Enfin, si Mme [V] [X] prétend que la somme de 9.000 euros lui a été prêtée par Mme [F] [D] dès lors que l’avis de virement du 21 novembre 2015 porte le motif « prêt travaux immeuble », cette somme appartient en réalité à M. [W] [D] qui justifie avoir remis à sa s’ur le 18 novembre 2014 un chèque d’un montant de 6.000 euros et le 8 décembre 2014 un chèque d’un montant de 3.000 euros, Mme [F] [D] reconnaissant au demeurant dans une lettre adressé le 18 avril 2017 à l’appelante, que son frère lui avait remis la somme totale de 15.000 euros afin d’éviter que ses économies puissent servir à son ex-femme en cas de décès.

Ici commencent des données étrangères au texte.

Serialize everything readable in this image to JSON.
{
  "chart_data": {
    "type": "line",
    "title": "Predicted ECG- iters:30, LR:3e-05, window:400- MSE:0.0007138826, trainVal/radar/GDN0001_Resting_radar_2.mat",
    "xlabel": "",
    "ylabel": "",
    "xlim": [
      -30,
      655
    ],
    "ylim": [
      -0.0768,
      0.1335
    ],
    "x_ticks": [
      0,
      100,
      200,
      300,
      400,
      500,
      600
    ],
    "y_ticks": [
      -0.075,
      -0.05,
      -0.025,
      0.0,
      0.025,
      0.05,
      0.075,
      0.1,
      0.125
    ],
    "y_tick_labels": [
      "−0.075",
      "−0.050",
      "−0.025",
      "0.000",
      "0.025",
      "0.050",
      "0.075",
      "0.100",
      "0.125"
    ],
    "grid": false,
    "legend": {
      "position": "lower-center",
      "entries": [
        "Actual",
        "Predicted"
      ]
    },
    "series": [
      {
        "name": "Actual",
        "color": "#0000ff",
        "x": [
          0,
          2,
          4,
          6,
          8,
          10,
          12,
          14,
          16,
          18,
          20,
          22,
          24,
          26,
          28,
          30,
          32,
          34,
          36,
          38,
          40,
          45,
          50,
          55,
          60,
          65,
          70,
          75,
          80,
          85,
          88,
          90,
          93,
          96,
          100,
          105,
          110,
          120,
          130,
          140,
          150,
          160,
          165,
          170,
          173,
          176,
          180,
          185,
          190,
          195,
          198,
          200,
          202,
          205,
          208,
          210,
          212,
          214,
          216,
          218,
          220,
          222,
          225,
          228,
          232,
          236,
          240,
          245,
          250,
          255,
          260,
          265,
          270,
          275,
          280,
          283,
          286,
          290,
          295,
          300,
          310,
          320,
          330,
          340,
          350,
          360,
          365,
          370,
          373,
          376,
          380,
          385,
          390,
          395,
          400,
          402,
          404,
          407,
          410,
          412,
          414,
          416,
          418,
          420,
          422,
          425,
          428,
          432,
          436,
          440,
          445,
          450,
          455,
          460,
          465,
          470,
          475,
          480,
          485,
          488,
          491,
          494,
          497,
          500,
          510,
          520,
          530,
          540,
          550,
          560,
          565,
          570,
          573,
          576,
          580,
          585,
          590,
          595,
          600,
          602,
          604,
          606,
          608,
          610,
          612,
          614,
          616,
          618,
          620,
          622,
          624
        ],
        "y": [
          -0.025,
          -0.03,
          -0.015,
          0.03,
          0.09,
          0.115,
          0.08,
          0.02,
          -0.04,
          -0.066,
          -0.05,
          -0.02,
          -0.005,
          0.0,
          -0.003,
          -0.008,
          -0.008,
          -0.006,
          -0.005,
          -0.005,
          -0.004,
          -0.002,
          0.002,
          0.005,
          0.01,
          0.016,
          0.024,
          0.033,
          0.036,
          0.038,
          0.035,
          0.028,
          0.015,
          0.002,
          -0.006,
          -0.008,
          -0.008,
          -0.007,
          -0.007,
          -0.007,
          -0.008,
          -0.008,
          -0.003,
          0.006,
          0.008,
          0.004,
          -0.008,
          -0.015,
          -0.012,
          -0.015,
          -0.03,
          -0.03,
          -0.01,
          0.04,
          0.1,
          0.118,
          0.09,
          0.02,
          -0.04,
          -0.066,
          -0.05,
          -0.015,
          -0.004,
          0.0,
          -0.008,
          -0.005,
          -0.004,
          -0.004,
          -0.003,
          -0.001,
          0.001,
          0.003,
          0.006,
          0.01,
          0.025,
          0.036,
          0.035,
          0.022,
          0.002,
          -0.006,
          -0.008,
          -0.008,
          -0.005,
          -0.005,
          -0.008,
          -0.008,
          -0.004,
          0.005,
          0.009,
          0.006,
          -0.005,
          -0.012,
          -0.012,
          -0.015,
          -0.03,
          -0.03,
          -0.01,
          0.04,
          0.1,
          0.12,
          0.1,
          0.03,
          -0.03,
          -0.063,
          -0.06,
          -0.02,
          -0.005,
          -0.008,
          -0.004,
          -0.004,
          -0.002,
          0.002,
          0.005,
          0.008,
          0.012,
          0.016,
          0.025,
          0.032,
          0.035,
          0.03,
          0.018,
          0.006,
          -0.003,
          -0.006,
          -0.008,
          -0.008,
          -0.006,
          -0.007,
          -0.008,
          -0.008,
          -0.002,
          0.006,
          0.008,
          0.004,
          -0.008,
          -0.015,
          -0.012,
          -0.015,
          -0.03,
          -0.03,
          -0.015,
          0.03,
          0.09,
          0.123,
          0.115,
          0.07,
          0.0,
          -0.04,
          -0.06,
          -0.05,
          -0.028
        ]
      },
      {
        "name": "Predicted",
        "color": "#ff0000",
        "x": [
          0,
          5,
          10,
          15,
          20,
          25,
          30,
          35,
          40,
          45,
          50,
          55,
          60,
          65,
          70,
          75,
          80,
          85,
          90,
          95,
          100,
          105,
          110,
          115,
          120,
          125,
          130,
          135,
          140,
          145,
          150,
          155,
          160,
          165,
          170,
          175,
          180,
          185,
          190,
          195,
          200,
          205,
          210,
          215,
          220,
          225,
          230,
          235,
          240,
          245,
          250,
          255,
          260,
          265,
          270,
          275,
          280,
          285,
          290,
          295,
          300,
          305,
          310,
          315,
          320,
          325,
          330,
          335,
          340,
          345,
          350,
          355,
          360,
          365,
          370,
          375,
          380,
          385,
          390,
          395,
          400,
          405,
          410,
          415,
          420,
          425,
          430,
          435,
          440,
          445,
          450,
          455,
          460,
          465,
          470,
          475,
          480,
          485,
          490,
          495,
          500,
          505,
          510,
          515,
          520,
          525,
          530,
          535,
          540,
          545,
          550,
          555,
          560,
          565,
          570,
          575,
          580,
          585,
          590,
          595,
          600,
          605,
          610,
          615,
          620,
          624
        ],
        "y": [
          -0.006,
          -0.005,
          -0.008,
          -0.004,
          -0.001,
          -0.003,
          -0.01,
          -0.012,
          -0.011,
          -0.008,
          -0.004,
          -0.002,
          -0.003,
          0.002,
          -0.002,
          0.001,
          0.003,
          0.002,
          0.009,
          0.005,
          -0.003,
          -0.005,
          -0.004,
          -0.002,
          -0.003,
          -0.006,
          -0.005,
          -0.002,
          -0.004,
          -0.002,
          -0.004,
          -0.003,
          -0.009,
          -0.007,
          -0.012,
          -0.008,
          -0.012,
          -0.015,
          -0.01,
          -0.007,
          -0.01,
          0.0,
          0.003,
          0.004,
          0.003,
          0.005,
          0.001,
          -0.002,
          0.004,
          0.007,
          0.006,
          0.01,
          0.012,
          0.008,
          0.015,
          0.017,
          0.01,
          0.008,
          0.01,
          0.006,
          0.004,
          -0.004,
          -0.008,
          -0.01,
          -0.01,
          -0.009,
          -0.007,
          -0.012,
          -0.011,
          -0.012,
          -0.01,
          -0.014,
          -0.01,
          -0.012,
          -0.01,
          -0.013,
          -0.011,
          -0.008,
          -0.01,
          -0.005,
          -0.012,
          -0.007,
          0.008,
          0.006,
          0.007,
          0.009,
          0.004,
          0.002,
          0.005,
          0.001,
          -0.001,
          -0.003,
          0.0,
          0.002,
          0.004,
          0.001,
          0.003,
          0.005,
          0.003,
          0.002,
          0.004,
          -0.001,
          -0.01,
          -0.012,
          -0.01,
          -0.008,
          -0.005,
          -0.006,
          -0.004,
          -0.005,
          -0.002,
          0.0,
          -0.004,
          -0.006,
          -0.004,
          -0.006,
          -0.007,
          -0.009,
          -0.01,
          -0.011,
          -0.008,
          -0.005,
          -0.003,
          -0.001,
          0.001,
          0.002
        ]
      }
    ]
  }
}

Le moyen tiré de ce que la somme de 9.000 euros reçue par Mme [X] par virement bancaire du 21 novembre 2015 correspond à un prêt accordé par Mme [D] ne peut donc utilement prospérer, alors que la preuve de ce prêt n’est au demeurant nullement rapportée et qu’il résulte au contraire des éléments précités, que ces fonds appartenant à M. [D] ont d’abord transités par le compte bancaire de sa s’ur. Il convient donc de confirmer le jugement déféré.
Sur l’article 700 du code de procédure civile et sur les dépens
Succombant dans son action, Mme [V] [X] doit supporter les dépens de première instance et d’appel comme la totalité des frais irrépétibles exposés et verser à M. [W] [D] la somme de 2.000 euros sur le fondement de l’article 700 du code de procédure civile en cause d’appel. Il convient en outre de confirmer le jugement déféré. Il y a également lieu de débouter Mme [V] [X] de sa demande au titre de l’article 700 du code de procédure civile en cause d’appel.
PAR CES MOTIFS
La Cour statuant publiquement, contradictoirement, par mise à disposition de l’arrêt au greffe de la Cour, les parties en ayant été préalablement avisées dans les conditions prévues au deuxième alinéa de l’article 450 du Code de procédure civile, après en avoir délibéré conformément à la loi,
Confirme le jugement déféré,
Ajoutant,
Condamne Mme [V] [X] à verser à M. [W] [D] la somme de 2.000 euros sur le fondement de l’article 700 du code de procédure civile en cause d’appel,
Déboute Mme [V] [X] de sa demande sur le fondement de l’article 700 du code de procédure civile en cause d’appel,
Condamne Mme [V] [X] aux entiers dépens d’appel.
Signé par Mme Marie-Pierre FIGUET, Présidente et par Mme Alice RICHET, Greffière à laquelle la minute de la décision a été remise par le magistrat signataire.